Heinrich Carl Haussknecht (30 November 1838 – 7 July 1903) was a German pharmacist and botanical collector who was a native of Bennungen, Sachsen-Anhalt.

Trained as a pharmacist, Haussknecht is remembered for collecting and describing numerous species of plants. His botanical explorations took place in Thuringia, Lower Saxony, Greece and the Middle East (the present-day nations of Turkey, Syria, Iraq, Iran), where he discovered, among others Tulipa aleppensis. He established a large herbarium in Weimar, which after his death was placed under the supervision of Joseph Friedrich Nicolaus Bornmüller (1862–1948). In 1949, the "Herbarium Haussknecht" was transferred to the University of Jena.

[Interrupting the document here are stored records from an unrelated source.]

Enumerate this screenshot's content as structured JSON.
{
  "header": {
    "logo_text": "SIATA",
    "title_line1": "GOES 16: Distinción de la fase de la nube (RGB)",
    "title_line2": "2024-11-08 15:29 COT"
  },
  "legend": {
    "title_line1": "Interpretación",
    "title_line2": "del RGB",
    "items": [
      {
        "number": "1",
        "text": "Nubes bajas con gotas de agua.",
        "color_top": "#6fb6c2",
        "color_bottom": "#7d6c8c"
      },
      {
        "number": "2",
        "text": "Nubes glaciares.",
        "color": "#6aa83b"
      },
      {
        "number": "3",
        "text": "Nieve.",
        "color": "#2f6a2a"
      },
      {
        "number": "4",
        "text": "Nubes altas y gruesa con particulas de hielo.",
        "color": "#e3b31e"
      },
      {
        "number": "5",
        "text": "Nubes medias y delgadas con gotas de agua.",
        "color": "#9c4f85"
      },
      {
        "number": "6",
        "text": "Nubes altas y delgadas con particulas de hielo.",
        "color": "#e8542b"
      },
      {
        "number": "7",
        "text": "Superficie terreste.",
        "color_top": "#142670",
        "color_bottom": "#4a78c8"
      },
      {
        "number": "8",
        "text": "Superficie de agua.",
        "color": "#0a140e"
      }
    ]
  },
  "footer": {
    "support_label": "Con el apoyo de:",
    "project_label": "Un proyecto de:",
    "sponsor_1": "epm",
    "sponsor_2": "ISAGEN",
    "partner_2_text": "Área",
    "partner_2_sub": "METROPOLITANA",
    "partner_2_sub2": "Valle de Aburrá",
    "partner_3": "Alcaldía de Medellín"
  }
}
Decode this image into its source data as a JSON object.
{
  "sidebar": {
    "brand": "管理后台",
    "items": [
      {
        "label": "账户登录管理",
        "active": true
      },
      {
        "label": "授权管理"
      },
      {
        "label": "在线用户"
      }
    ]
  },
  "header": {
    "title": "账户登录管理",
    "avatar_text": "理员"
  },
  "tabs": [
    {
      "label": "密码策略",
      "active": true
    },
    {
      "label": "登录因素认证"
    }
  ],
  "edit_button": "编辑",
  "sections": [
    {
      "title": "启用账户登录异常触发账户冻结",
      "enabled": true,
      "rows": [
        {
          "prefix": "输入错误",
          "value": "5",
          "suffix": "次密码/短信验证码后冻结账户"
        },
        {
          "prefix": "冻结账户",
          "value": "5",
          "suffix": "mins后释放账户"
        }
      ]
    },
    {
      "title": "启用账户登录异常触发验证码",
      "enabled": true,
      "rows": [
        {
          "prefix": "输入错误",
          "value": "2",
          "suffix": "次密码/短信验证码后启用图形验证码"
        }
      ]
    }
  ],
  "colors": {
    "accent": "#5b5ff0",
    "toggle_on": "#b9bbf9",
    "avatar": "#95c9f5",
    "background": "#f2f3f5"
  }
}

Haussknecht specialized in the study of the genus Epilobium from the botanical family Onagraceae. In 1884 he published a monograph on the genus called Monographie der Gattung Epilobium. The botanical genus Haussknechtia was named in his honour by Pierre Edmond Boissier (1810–1885) in 1872.
Also he was honoured in Ferula haussknechtii Wolff ex Rech. f. in 1952.

Haussknecht distributed several large series of dried plant specimens, all not being exsiccatae in the strong sense, but listed by IndExs – Index of Exsiccatae. The series are entitled with reference to his expeditions, e.g., Iter Syriaco-Armeniarum (1864–1866) and Iter orientale (1867–1868).